How many terms of the AP: $- 15, - 13, - 11,.....,$ are needed to make the sum $- 55$ ?

Answer 1

The given problem requires us to find the sum of an arithmetic progression. The first few terns and the last term of the series is given to us in the question. For finding out the sum of an arithmetic progression, we need to know the first term, the common difference and the number of terms in the arithmetic progression. We can find out the common difference of an arithmetic progression by knowing the difference of any two consecutive terms of the series.

Complete step by step answer:
So, we have the arithmetic progression as $- 15, - 13, - 11,.....,$ The difference of any two consecutive terms of the given series is constant. So, the given sequence is an arithmetic progression. Now, we have to find the sum of this arithmetic progression. Here, first term $= a = - 15$. Now, we can find the common difference of the arithmetic progression by subtracting any two consecutive terms in the series.
So, common ratio $= d = - 13 - \left( { - 15} \right) = - 13 + 15 = 2$
So, $d = 2$ .

Now, we know the first term and the common difference between the terms of the given AP. So, we will find the sum of n terms of the provided arithmetic progression and equate it to $- 55$ to find the value of n, the number of terms.
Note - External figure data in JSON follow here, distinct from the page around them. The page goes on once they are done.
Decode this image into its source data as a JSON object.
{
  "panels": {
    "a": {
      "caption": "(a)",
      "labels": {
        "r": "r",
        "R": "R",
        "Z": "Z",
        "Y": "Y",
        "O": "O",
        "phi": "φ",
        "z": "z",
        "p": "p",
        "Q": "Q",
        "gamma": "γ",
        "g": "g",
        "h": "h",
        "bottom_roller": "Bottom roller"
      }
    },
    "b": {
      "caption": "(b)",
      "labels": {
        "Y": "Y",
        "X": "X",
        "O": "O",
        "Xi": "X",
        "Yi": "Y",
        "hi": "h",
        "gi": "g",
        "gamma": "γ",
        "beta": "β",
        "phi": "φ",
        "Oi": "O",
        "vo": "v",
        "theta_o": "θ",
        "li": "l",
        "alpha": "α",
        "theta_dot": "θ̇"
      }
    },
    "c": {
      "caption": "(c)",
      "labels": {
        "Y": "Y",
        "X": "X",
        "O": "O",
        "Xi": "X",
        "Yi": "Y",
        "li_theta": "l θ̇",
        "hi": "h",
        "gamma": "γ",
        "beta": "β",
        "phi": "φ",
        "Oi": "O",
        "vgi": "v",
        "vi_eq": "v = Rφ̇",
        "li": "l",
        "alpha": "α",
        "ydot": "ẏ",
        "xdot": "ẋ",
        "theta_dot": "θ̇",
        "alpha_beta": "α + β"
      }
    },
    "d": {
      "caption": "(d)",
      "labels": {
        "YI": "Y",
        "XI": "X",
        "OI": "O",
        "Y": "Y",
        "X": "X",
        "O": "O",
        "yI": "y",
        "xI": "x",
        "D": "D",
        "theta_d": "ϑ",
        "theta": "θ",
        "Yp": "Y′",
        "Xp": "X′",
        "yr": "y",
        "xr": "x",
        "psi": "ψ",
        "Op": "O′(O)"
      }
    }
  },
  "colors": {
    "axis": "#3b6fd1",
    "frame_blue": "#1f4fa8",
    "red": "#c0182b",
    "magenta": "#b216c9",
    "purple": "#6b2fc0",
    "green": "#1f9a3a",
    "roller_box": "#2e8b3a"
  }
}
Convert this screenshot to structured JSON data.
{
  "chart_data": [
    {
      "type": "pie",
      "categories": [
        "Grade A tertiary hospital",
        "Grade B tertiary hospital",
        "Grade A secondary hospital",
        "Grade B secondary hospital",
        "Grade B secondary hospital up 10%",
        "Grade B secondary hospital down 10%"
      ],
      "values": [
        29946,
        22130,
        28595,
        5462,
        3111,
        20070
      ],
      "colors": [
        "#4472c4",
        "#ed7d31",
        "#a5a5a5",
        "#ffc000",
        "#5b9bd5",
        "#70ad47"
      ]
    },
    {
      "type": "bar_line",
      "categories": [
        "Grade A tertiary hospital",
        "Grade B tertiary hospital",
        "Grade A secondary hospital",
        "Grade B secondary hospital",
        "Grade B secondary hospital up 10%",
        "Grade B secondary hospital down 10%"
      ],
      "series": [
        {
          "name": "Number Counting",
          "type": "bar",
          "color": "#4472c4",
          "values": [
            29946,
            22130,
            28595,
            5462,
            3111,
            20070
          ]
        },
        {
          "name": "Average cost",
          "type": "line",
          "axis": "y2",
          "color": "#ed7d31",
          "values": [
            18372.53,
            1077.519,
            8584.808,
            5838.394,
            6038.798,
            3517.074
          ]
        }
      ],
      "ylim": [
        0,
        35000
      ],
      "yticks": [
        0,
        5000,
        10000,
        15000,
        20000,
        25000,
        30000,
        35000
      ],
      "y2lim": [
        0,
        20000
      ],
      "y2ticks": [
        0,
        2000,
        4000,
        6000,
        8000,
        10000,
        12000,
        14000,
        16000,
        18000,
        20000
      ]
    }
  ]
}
Now, we can find the sum of the given arithmetic progression using the formula,
$S = \dfrac{n}{2}\left[ {2a + \left( {n - 1} \right)d} \right]$
Hence, the sum of AP $= S = \dfrac{n}{2}\left[ {2a + \left( {n - 1} \right)d} \right]$
Substituting the values of a and d in the formula and equating it to $- 55$, we get,
$\Rightarrow S = \dfrac{n}{2}\left[ {2\left( { - 15} \right) + \left( {n - 1} \right)\left( 2 \right)} \right] = - 55$
Opening the brackets and cancelling the common factors in numerator and denominator, we get,
$\Rightarrow \dfrac{n}{2}\left[ { - 30 + 2n - 2} \right] = - 55$

Taking $2$ common from the bracket, we get,
$\Rightarrow \dfrac{{2n}}{2}\left[ {n - 16} \right] = - 55$
Cancelling the common factors in numerator and denominator, we get,
$\Rightarrow n\left( {n - 16} \right) = - 55$
Multiplying the terms by opening the brackets, we get,
$\Rightarrow {n^2} - 16n + 55 = 0$
Solving the quadratic equation by splitting the middle term, we get,
$\Rightarrow {n^2} - 11n - 5n + 55 = 0$
We split the middle term $- 16n$ into two terms $- 11n$ and $- 5n$ since the product of these two terms, $55{n^2}$ is equal to the product of the constant term and coefficient of ${x^2}$ and sum of these terms gives us the original middle term, $- 16n$.

Taking n common from first two terms and $- 5$ from last two terms, we get,
$\Rightarrow n\left( {n - 11} \right) - 5\left( {n - 11} \right) = 0$
$\Rightarrow \left( {n - 11} \right)\left( {n - 5} \right) = 0$
Now, if the product of two terms is zero. So, we know that either of the two terms must be zero. Hence, we have,
$\Rightarrow \left( {n - 11} \right) = 0$
$\Rightarrow \left( {n - 5} \right) = 0$
Finding the value of n, we get,
$\Rightarrow n = 11$ or $\Rightarrow n = 5$
So, the possible values of $n$ are: $5$ and $11$.

Hence, the sum of first $5$ and 11 terms of the arithmetic progression $- 15, - 13, - 11,.....,$ is $- 55$.

Note: Arithmetic progression is a series where any two consecutive terms have the same difference between them. The common difference of an arithmetic series can be calculated by subtraction of any two consecutive terms of the series. The sum of n terms of an arithmetic progression can be calculated if we know the first term, the number of terms and difference of the arithmetic series as: $S = \dfrac{n}{2}\left[ {2a + \left( {n - 1} \right)d} \right]$.